🤖 AI Summary
This work addresses the challenges in autonomous racing where environmental variations degrade the robustness of traditional vision algorithms, and neural networks struggle to balance real-time performance with limited training data. To overcome these issues, the authors propose a lightweight UNet-based keypoint regression method for high-precision 3D cone localization and color prediction. By constructing the largest annotated cone dataset to date and integrating a self-supervised data augmentation strategy, the model achieves significantly improved localization accuracy while maintaining real-time inference capabilities.
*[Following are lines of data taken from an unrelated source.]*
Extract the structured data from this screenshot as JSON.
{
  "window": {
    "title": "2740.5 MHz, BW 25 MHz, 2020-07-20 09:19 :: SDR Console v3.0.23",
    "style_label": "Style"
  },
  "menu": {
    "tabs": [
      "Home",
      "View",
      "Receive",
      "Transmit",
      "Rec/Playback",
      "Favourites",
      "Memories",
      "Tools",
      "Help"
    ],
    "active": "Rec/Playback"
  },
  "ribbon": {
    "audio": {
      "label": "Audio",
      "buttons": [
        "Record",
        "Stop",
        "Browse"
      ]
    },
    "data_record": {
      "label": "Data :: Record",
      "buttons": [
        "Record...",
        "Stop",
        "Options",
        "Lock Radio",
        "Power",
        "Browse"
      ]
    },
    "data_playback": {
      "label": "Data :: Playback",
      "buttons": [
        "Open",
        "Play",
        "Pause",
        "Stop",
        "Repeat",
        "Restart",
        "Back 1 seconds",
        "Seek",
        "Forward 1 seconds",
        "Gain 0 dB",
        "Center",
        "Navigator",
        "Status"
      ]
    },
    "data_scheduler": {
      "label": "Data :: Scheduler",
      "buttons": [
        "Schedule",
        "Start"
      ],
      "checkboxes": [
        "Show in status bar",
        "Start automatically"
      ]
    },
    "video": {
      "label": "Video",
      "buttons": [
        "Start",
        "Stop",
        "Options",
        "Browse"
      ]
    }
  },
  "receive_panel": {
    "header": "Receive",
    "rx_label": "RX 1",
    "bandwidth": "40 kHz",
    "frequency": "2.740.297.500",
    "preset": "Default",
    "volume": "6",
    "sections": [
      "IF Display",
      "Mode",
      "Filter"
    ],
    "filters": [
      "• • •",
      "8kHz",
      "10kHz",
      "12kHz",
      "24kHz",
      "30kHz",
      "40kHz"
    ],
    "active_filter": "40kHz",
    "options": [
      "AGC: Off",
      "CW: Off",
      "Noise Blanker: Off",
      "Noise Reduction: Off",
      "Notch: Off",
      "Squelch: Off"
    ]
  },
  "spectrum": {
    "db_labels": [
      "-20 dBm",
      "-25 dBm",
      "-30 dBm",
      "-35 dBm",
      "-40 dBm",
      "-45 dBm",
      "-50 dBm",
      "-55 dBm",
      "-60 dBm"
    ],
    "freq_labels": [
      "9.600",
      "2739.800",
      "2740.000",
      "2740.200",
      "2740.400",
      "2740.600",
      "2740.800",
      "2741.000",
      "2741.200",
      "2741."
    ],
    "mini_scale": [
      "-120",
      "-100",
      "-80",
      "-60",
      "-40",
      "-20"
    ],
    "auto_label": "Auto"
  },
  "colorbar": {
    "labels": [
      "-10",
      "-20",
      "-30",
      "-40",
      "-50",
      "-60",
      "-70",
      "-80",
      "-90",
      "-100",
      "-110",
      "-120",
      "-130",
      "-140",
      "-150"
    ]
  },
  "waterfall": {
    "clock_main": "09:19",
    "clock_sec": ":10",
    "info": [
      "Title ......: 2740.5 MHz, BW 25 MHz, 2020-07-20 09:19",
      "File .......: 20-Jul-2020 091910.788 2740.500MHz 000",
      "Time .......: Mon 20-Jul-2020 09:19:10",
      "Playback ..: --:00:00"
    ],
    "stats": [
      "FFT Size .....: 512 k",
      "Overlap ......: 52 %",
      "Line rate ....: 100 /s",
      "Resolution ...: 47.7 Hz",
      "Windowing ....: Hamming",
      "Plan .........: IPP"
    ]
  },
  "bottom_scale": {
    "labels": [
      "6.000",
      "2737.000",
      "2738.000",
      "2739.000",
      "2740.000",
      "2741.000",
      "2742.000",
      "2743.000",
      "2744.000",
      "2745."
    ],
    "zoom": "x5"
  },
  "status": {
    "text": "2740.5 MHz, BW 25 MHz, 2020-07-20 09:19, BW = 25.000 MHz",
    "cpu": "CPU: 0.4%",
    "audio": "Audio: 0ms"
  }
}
Notably, this approach is the first to effectively integrate keypoint prediction into an end-to-end perception-to-control pipeline, outperforming existing methods across multiple metrics and demonstrating its practicality and effectiveness in competitive autonomous driving scenarios.
📝 Abstract
Accurate cone localization in 3D space is essential in autonomous racing for precise navigation around the track. Approaches that rely on traditional computer vision algorithms are sensitive to environmental variations, and neural networks are often trained on limited data and are infeasible to run in real time. We present a UNet-based neural network for keypoint detection on cones, leveraging the largest custom-labeled dataset we have assembled. Our approach enables accurate cone position estimation and the potential for color prediction. Our model achieves substantial improvements in keypoint accuracy over conventional methods. Furthermore, we leverage our predicted keypoints in the perception pipeline and evaluate the end-to-end autonomous system. Our results show high-quality performance across all metrics, highlighting the effectiveness of this approach and its potential for adoption in competitive autonomous racing systems.